What I found surprised me. My assumption was that most Whole Foods customers, already a select group of grocery shoppers leaning heavily towards the more environmentally aware, would have their own reusable tote bags. I expected to hand out more reusable produce bags, small washable net bags to replace the plastic bags used for produce and bulk items, since these are less known than the totes.
Instead, very few customers actually brought reusable totes, though many admitted to having a cache of these at home or in the car. Also, of the several hundred people I interacted with, only a handful had ever heard of the reusable produce bags let alone owned any— and none had brought them to the store to do their shopping.
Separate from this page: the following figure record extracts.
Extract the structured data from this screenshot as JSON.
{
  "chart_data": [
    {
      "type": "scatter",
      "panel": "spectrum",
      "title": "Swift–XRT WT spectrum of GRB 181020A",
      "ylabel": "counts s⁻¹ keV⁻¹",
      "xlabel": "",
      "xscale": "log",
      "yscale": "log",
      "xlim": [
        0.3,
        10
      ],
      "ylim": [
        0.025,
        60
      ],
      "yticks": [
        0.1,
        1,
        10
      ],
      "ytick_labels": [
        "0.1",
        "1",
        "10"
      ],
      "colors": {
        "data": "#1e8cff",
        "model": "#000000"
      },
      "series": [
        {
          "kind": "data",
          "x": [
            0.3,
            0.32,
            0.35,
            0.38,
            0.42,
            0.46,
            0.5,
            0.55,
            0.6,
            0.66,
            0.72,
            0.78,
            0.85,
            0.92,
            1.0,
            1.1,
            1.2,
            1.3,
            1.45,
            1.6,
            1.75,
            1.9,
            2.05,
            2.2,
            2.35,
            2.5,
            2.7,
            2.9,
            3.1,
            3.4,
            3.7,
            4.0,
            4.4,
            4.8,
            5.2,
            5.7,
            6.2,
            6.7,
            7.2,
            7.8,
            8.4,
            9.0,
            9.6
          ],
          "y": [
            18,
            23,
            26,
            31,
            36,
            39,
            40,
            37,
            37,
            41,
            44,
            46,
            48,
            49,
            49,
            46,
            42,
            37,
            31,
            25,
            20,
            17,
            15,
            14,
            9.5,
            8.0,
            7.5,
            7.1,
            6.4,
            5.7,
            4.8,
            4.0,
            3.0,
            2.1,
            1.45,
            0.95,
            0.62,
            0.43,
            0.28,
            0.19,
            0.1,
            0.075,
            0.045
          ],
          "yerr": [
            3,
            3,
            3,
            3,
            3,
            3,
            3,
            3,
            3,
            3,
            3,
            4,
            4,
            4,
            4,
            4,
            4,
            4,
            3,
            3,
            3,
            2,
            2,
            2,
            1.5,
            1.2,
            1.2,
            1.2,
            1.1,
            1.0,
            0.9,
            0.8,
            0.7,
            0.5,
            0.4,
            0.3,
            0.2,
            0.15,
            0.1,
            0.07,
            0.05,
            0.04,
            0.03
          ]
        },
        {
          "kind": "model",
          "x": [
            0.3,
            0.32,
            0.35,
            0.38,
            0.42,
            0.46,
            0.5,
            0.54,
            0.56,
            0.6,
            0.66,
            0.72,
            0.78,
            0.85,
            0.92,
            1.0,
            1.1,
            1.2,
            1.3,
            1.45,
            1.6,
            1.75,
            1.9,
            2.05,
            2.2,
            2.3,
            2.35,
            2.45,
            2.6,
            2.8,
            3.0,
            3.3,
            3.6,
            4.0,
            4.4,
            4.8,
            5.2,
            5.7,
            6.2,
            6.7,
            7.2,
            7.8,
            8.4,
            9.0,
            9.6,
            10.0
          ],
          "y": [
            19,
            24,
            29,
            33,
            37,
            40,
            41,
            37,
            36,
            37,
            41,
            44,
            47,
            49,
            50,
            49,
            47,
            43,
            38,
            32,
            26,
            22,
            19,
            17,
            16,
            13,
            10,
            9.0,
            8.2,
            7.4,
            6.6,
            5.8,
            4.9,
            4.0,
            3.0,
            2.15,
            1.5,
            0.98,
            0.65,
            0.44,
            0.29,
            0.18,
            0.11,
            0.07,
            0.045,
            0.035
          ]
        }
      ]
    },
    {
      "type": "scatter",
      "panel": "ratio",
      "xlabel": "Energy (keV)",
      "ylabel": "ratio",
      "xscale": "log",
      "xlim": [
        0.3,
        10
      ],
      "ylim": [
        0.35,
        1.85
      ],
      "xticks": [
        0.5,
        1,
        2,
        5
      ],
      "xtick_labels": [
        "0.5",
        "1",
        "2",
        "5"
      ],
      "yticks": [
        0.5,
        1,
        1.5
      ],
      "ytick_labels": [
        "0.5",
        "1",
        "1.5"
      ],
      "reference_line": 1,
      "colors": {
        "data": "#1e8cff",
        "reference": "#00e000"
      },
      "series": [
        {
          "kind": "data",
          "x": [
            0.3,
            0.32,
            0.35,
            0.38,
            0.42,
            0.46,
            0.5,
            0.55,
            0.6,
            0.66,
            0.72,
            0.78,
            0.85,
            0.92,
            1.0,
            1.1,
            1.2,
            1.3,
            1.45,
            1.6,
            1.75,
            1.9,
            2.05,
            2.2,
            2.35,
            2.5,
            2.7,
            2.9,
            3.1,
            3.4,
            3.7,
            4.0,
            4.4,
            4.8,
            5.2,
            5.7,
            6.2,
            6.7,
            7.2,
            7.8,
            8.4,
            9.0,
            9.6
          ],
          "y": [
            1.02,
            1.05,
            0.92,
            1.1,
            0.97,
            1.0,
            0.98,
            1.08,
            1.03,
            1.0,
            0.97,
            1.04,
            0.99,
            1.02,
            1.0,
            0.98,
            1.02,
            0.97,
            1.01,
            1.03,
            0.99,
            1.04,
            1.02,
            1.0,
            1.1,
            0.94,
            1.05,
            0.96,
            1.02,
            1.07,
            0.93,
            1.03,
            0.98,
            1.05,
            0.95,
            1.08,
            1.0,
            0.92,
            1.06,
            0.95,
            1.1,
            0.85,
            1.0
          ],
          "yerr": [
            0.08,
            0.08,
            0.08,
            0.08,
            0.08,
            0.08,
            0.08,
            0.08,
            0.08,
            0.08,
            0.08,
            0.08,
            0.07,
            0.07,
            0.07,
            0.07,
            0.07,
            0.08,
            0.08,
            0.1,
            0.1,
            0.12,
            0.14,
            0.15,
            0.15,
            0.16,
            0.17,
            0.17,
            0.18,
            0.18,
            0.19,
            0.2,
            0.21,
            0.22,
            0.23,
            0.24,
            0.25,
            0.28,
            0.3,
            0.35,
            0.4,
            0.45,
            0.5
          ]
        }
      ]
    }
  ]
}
I have recently begun paying more attention when I shop at Shoppers, Giant, and Safeway, more typical grocery stores. The majority of customers are still going for the plastic bags—and the research shows that most of those are not recycled. According to Worldwatch Institute, every year, Americans reportedly throw away 100 billion plastic grocery bags, which can clog drains, crowd landfills, and create a litter problem.
There is no reason why the reusable totes—and smaller net produce bags— cannot also be used not only at the grocery store but also when making purchases at drugstores, clothing stores, shoe stores, etc. It just has to become a habit.
As indicated in a previous blog, reusable bags are only of value when they are used a lot. TreeHugger, a sustainability website, sums it up as follows:
“What ultimately matters is if you actually use your reusable bags, or if you collect them dutifully from vendors and at conferences but then forget them at home every time you go to the store. If you can commit to using your canvas bag 171 times, or something like a Chicobag eleven times or more, then you have made a good decision. If you can’t commit to this, chose plastic over paper bags, reuse the bags at the store, repurpose them as trash can liners, and recycle the rest at your local grocery store.”
Earth911 has posted “5 Ways to Create a Waste-Free Grocery Shopping Trip.” Their suggestions include using reusable tote AND produce bags, bringing jars/containers for bulk items, purchasing items with minimal packaging, and, perhaps most important of all, developing an organization system that helps you remember your bags and containers when going to the grocery store.